This coin is a continuation beautiful series of the Masterpieces of Art.
A numismatic masterpiece, made of 3 oz / 93,3 grams of pure silver 999 with authentic swarovski crystals inlaid in this 55 mm coin, issued by Cook Islands.
- Contains 3 oz / 93,3 grams of .999 fine Silver.
- Coin embellished with 16 Swarovski crystals
- Coin comes in a beautiful black box with a COA.
- Strict limited mintage of only 1911 coins.
- Obverse: Effigy of Queen Elizabeth II, “Cook Islands”, and the legal tender value of 20 Dollars.

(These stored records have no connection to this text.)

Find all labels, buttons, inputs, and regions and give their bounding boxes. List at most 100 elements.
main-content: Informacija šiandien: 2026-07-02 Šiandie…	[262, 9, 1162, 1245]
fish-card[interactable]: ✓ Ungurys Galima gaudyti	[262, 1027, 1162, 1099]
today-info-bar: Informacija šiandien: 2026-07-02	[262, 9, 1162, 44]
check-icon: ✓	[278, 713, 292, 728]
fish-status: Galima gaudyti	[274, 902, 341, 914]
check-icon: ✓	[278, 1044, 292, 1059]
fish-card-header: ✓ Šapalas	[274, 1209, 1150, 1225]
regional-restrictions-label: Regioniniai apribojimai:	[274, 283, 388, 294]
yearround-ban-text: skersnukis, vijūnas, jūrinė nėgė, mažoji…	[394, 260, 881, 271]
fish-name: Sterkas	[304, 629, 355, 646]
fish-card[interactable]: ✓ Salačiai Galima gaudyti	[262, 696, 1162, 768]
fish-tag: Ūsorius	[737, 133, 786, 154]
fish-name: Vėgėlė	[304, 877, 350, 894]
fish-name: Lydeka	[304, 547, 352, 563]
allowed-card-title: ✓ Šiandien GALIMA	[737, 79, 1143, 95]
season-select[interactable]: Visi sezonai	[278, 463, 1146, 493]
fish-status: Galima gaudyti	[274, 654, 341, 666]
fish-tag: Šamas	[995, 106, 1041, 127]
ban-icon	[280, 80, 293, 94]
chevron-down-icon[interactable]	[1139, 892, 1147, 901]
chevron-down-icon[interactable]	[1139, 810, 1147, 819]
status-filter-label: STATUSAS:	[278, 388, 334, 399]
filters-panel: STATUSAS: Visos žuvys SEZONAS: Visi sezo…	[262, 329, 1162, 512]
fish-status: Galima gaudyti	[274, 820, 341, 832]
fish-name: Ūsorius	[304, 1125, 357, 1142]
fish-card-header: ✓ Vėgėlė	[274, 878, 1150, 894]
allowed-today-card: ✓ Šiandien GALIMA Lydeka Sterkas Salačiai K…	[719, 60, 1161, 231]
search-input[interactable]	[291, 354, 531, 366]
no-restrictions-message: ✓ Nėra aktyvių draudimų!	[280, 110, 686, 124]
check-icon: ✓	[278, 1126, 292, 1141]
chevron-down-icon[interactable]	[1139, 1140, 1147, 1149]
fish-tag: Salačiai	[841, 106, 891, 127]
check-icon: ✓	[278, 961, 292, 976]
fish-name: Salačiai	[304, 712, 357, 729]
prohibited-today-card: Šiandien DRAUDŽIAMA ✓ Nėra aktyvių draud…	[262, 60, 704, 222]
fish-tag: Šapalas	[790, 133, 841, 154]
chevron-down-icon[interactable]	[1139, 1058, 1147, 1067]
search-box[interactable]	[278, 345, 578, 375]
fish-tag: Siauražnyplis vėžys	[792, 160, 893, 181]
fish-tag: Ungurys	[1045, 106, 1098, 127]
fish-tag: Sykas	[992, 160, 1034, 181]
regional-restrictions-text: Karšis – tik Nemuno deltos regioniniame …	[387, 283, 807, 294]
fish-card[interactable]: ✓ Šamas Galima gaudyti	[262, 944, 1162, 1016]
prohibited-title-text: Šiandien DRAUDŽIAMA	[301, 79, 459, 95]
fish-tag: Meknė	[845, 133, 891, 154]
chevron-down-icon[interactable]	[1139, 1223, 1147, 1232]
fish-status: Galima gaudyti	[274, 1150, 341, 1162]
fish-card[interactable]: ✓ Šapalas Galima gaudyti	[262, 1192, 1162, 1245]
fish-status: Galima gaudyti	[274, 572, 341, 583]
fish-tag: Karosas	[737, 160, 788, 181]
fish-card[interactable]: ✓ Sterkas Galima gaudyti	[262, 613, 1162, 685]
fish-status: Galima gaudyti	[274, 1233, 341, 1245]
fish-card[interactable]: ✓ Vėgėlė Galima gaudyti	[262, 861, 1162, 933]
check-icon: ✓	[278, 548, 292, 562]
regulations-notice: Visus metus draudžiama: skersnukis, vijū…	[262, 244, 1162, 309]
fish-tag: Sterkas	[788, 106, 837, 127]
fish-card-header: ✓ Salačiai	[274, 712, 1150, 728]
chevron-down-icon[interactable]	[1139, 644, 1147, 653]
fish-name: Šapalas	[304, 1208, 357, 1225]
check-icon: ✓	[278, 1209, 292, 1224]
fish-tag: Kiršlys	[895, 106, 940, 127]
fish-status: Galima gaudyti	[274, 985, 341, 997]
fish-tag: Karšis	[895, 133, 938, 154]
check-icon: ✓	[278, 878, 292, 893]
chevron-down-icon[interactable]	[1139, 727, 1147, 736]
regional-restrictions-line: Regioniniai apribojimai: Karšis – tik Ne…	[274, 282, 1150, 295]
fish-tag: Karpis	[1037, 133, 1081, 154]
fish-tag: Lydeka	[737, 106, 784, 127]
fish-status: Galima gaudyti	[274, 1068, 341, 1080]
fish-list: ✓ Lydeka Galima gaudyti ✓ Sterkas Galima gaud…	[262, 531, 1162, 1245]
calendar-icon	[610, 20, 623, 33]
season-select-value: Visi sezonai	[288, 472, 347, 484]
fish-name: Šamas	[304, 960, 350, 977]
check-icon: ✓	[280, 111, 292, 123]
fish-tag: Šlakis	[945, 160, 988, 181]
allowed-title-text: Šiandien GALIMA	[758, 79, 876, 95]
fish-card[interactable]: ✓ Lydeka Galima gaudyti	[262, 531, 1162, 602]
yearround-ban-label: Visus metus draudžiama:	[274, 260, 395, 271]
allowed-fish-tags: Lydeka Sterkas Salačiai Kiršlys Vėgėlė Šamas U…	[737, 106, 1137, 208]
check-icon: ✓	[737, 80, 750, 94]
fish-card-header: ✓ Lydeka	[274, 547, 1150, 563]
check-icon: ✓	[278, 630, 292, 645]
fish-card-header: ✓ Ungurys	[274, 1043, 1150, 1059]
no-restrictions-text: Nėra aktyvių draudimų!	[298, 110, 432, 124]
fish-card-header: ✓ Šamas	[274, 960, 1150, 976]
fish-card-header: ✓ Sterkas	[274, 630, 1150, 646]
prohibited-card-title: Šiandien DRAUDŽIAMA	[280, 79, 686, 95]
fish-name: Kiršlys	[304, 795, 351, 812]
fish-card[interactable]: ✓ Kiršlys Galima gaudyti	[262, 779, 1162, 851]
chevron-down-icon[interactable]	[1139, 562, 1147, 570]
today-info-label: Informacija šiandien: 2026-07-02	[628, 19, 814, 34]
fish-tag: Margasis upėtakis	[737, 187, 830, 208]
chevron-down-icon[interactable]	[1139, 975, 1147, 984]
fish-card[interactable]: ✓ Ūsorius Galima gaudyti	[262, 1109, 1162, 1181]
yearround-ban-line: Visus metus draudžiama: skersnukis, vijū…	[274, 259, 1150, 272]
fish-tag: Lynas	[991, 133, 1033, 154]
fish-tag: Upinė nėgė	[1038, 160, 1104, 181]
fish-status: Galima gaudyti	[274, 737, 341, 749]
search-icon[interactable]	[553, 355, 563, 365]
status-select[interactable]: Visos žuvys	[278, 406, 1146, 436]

- Reverse: A very high quality rendition of The Blue Horse – Franz Marc
.
History:
Blue Horse – Franz Marc
Year 1911
Transfigured by the excitement of new beginnings, the haunting symbolic power of Blue Horse I has made it one of most famous pictures of Franz Marc and of the Blue Rider group in general. Standing erect and awkwardly angular, a blue foal full of youthful vigour presents itself to the viewer, its head titled to one side, as if musing. While white shines out of the slightly broken forms of its body, the darkest of navy blues deepens in its hooves and mane. The whole picture is dominated by a field of complementary contrasts, of vermillion red and green below, moving through crimson and yellow to violet, blue and orange in the upper zone. It thus makes Marc’s theory of colour vividly clear in an extraordinarily pure fashion – a theory that was essential to many of his works and which he explained to August Macke in a letter from December 1910: “Blue is the masculine principle, astringent and spiritual. Yellow the female principle, gentle, gay and sensuous. Red is matter, brutal and heavy and always the colour that the other two must oppose and overcome!”
This clearly states the role of the colour blue as a symbol of the spiritual, of the victory over the material world. In Blue Horse I, Marc advances from the natural “apparent colour” to the “essential colour” (Klaus Lankheit). The depicted form combines the nobility that man has always admired in the horse with the striving for spiritual things, thus corresponding to the programme to which Kandinsky too committed himself with the symbolic figure of the “Blue Rider”, which he created for the cover of the famous almanac. Yet not only its “spiritual” colour, but also it form raises the Blue Horse into the sphere of the impassioned and expressive. Poising its sunken head, the animal gives the impression of a sensitive and feeling being. Marc highlights many of his depictions of animals with postures and compositional methods characteristic of traditional figurative art – for instance, the brooding figures sunk in thought and seen from the rear in the paintings of Caspar David Friedrich – and thereby endows the animals with human features. This spiritual presence was given its most complex and compelling form in Marc’s famous picture The Tower of the Blue Horses (Der Turm der Blauen Pferde), which has been missing since the end of the Second World War.